Avoid the 5 biggest mistakes people make when buying a franchise
It’s a big deal buying any business, especially a franchise. The documents can be overwhelming, with hidden costs and traps, so it’s crucial that you understand everything you are being required to sign and the implications of becoming a franchisee.
We help people buy and sell franchised businesses all the time (as well as helping people to franchise their businesses) so we know what to look out for and also what to avoid.
Here are some of the biggest mistakes we see people make time and time again when buying a franchise and our top tips to help you avoid them …
Mistake #1: They don’t set themselves up properly
Many people buy a franchise and get themselves an ABN, when what they should be doing as well as this, is setting up a separate legal entity to own and operate the business.
Chances are, there will be benefits gained from structuring your business as a company so that you can protect your personal property. As a sole trader, you are personally liable for all business debts. However, having a company structure turns your business into a separate legal entity, meaning the company can sue and be sued. This helps limit your personal liability.
Don’t forget that, as well as being liable to the franchisor, you may also be liable to your staff, clients, landlord and suppliers etc. You do not want to carry all this risk and liability personally.
Mistake #2: They don’t ask the right questions
You need to ask the franchisor the right questions before you even get to the legal document stage. Don’t rush this stage, even if you are getting pushed, take time to ask key questions like:
- How many hours will I personally be required to work in the business?
- What training and support do I get from the franchisor?
- What is the minimum performance criteria and what are the consequences of not meeting them?
- What other costs are involved (e.g., software licences, marketing fees, transfer fees and renewal fees)?
- What happens if I want to sell the business?
Often, we find that when we report to a franchisee on the documents, this is the first time they have considered any of these important things that should have already been discussed.

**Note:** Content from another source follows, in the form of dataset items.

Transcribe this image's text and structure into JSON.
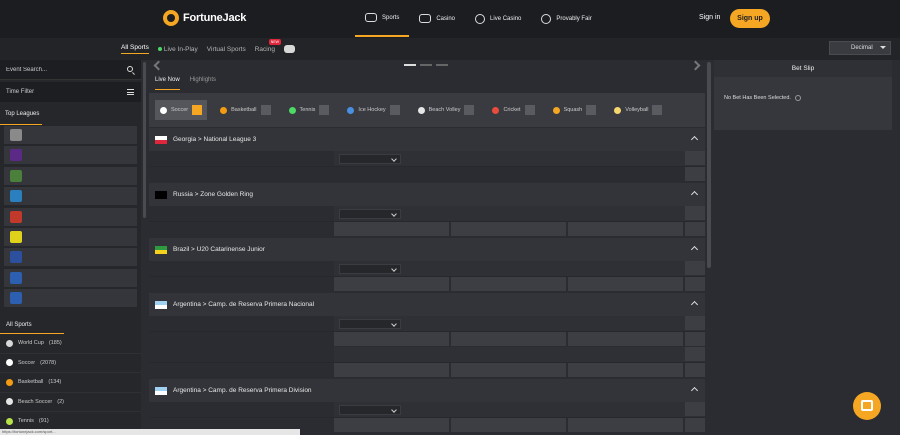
{
  "header": {
    "logo_text": "FortuneJack",
    "nav": [
      {
        "label": "Sports",
        "icon": "sports-icon",
        "active": true
      },
      {
        "label": "Casino",
        "icon": "casino-icon",
        "active": false
      },
      {
        "label": "Live Casino",
        "icon": "live-casino-icon",
        "active": false
      },
      {
        "label": "Provably Fair",
        "icon": "provably-fair-icon",
        "active": false
      }
    ],
    "signin": "Sign in",
    "signup": "Sign up"
  },
  "subnav": {
    "items": [
      "All Sports",
      "Live In-Play",
      "Virtual Sports",
      "Racing"
    ],
    "new_badge": "NEW",
    "odds_format": "Decimal"
  },
  "sidebar": {
    "search_placeholder": "Event Search...",
    "time_filter": "Time Filter",
    "top_leagues_title": "Top Leagues",
    "top_leagues_icon_colors": [
      "#8a8a8a",
      "#5b2a86",
      "#4b7f3c",
      "#2a7fbf",
      "#c0392b",
      "#e0d21b",
      "#2c4f9e",
      "#2c5fb0",
      "#2c5fb0"
    ],
    "all_sports_title": "All Sports",
    "sports": [
      {
        "label": "World Cup",
        "count": "(185)",
        "icon": "trophy-icon",
        "color": "#d8d8d8"
      },
      {
        "label": "Soccer",
        "count": "(2078)",
        "icon": "soccer-ball-icon",
        "color": "#ffffff"
      },
      {
        "label": "Basketball",
        "count": "(134)",
        "icon": "basketball-icon",
        "color": "#f39c12"
      },
      {
        "label": "Beach Soccer",
        "count": "(2)",
        "icon": "beach-soccer-icon",
        "color": "#e6e6e6"
      },
      {
        "label": "Tennis",
        "count": "(91)",
        "icon": "tennis-icon",
        "color": "#b6e34a"
      }
    ]
  },
  "main": {
    "tabs": [
      "Live Now",
      "Highlights"
    ],
    "sport_filters": [
      "Soccer",
      "Basketball",
      "Tennis",
      "Ice Hockey",
      "Beach Volley",
      "Cricket",
      "Squash",
      "Volleyball"
    ],
    "sport_filter_colors": [
      "#ffffff",
      "#f39c12",
      "#4cd964",
      "#4a90e2",
      "#e6e6e6",
      "#e74c3c",
      "#f5a623",
      "#f5d76e"
    ],
    "leagues": [
      {
        "title": "Georgia > National League 3",
        "flag_colors": [
          "#ffffff",
          "#e0263b"
        ],
        "rows": 1
      },
      {
        "title": "Russia > Zone Golden Ring",
        "flag_colors": [
          "#000000",
          "#000000"
        ],
        "rows": 1
      },
      {
        "title": "Brazil > U20 Catarinense Junior",
        "flag_colors": [
          "#2e9b3f",
          "#f5d21b"
        ],
        "rows": 1
      },
      {
        "title": "Argentina > Camp. de Reserva Primera Nacional",
        "flag_colors": [
          "#9fd1f2",
          "#ffffff"
        ],
        "rows": 2
      },
      {
        "title": "Argentina > Camp. de Reserva Primera Division",
        "flag_colors": [
          "#9fd1f2",
          "#ffffff"
        ],
        "rows": 1
      }
    ]
  },
  "betslip": {
    "title": "Bet Slip",
    "empty_message": "No Bet Has Been Selected."
  },
  "status_url": "https://fortunejack.com/sport..."
}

Mistake #3: They don’t engage experienced franchise experts
Seek professional advice from an independent accountant and lawyer, with experience in franchising, to help you spot red flags and assess the viability of the business.
It is particularly important to engage a commercial lawyer, who understands Australian franchise laws and regularly reviews franchise documents, to properly advise you on the acquisition of the franchised business. This is a specialist area of law and needs someone who knows what is important to report to you on in the documents and how to explain the process and the risks, so you fully understand them.
Of the enquiries we get from franchisees who want to terminate their franchise agreement, at least 9/10 did not engage a specialist franchise lawyer to advise them on the documents before they signed. They really had no idea what they were getting into!
Mistake #4: They don’t do enough due diligence
Your solicitor should carry out searches on the franchisor and its intellectual property, but you have a role to play in researching and investigating the franchise also. The best way to get to know the franchise business is to thoroughly research the franchise system and study the disclosure document, the franchise agreement and any other documents provided by the franchisor, before you buy.
You should make sure that the franchisor is genuinely interested in helping their franchisees succeed and one of the most import things you can do is to talk to current and former franchisees to understand what they find rewarding and challenging about the business. Their details will be provided to you by the franchisor in the disclosure document. In particular, try and speak to any franchisees who are listed as having terminated their franchise, for obvious reasons!
It seems simple, but Google it and see what has been in the news over the last few years and also hang around outside the business you are buying (if buying existing) or another similar business to see what customer traffic is really like.
Mistake #5: They don’t fully understand the documents or what it is to be a franchisee
As a franchisee, your franchise agreement will undoubtedly limit the decisions that you can make about your business. It’s not your business to do as you please, you have to follow the rules and the system.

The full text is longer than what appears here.